Milkmaid und weitere Werke von SUNAYANI DEVI

It is rare to see Radha’s Gopis or milk-maid companions portrayed without the limelight being stolen by Krishna. In this painting by Sunayani Devi, they seem to share a secret as they balance pitchers of milk carefully on their heads, with one of them holding a white lotus delicately between her fingers. In an early celebration of her work, the art critic, Stella Kramrisch had described Sunayani’s sarees as being made of ‘some tender mood – so expressive are they.’ In her imagination, Sunayani’s women were carriers of some mysterious secret, messengers from the world within, which is ‘veiled by the sweep of the red and green sarees.’ As this painting testifies, Sunayani Devi had mastered the Bengal School’s wash technique, but was never limited by it, as she explored its possibilities to express her unique imagination.

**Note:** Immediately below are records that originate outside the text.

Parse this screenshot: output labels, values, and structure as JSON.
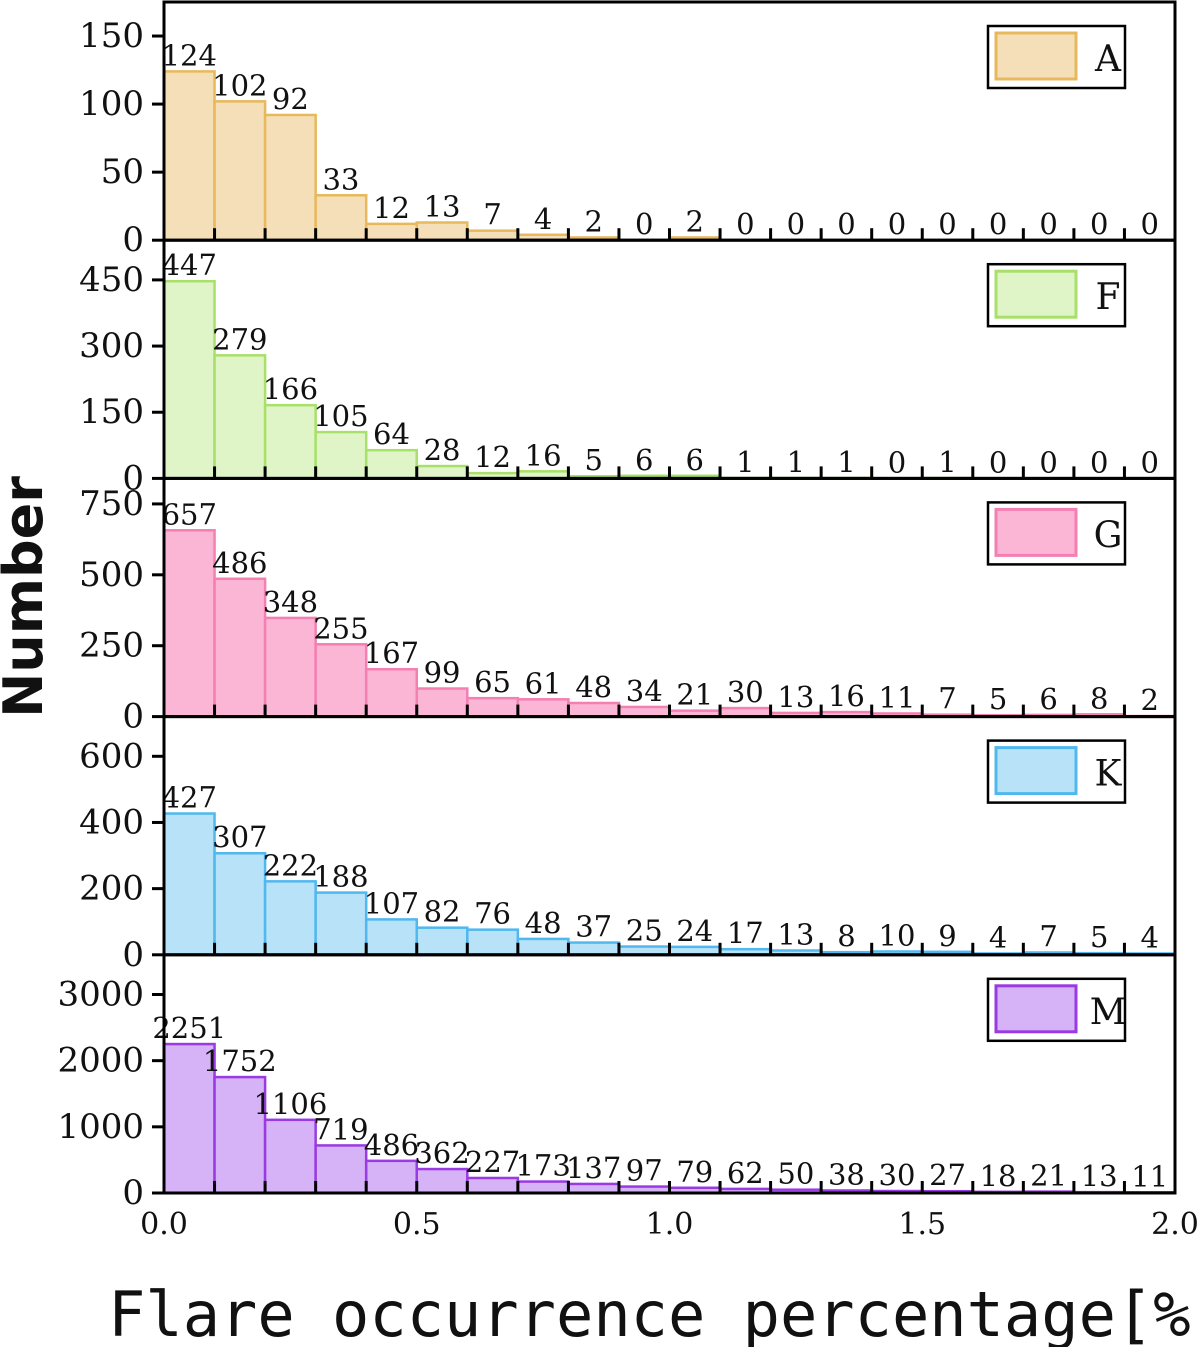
{
  "chart_data": {
    "type": "bar",
    "layout": "stacked-panels",
    "xlabel": "Flare occurrence percentage[%]",
    "ylabel": "Number",
    "xlim": [
      0.0,
      2.0
    ],
    "bin_width": 0.1,
    "x_ticks": [
      "0.0",
      "0.5",
      "1.0",
      "1.5",
      "2.0"
    ],
    "x_tick_values": [
      0.0,
      0.5,
      1.0,
      1.5,
      2.0
    ],
    "panels": [
      {
        "name": "A",
        "legend": "A",
        "color": "#f5dfb8",
        "edge_color": "#e8b85c",
        "ylim": [
          0,
          175
        ],
        "y_ticks": [
          0,
          50,
          100,
          150
        ],
        "values": [
          124,
          102,
          92,
          33,
          12,
          13,
          7,
          4,
          2,
          0,
          2,
          0,
          0,
          0,
          0,
          0,
          0,
          0,
          0,
          0
        ]
      },
      {
        "name": "F",
        "legend": "F",
        "color": "#dff5c8",
        "edge_color": "#a8e06a",
        "ylim": [
          0,
          540
        ],
        "y_ticks": [
          0,
          150,
          300,
          450
        ],
        "values": [
          447,
          279,
          166,
          105,
          64,
          28,
          12,
          16,
          5,
          6,
          6,
          1,
          1,
          1,
          0,
          1,
          0,
          0,
          0,
          0
        ]
      },
      {
        "name": "G",
        "legend": "G",
        "color": "#fbb6d5",
        "edge_color": "#f47fb2",
        "ylim": [
          0,
          840
        ],
        "y_ticks": [
          0,
          250,
          500,
          750
        ],
        "values": [
          657,
          486,
          348,
          255,
          167,
          99,
          65,
          61,
          48,
          34,
          21,
          30,
          13,
          16,
          11,
          7,
          5,
          6,
          8,
          2
        ]
      },
      {
        "name": "K",
        "legend": "K",
        "color": "#b8e2f8",
        "edge_color": "#4fb8ee",
        "ylim": [
          0,
          720
        ],
        "y_ticks": [
          0,
          200,
          400,
          600
        ],
        "values": [
          427,
          307,
          222,
          188,
          107,
          82,
          76,
          48,
          37,
          25,
          24,
          17,
          13,
          8,
          10,
          9,
          4,
          7,
          5,
          4
        ]
      },
      {
        "name": "M",
        "legend": "M",
        "color": "#d6b2f6",
        "edge_color": "#9a3ae2",
        "ylim": [
          0,
          3600
        ],
        "y_ticks": [
          0,
          1000,
          2000,
          3000
        ],
        "values": [
          2251,
          1752,
          1106,
          719,
          486,
          362,
          227,
          173,
          137,
          97,
          79,
          62,
          50,
          38,
          30,
          27,
          18,
          21,
          13,
          11
        ]
      }
    ]
  }
}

Milkmaid represents a truly orientalist, nationalist, subjective mindset, depicting a theme selected from traditional Indian mythic lore and rendered in a visual language that strongly recalls the ethos of the Bengal School and its pictorial ideology, then the dominant national aspiration. But it would indeed be unfair to confuse Sunayani Devi and her pictorial language as being entirely derived out of the Bengal School’s conventions. Her choice for a specific personal predilection conveyed a strong cadence towards individualistic articulation.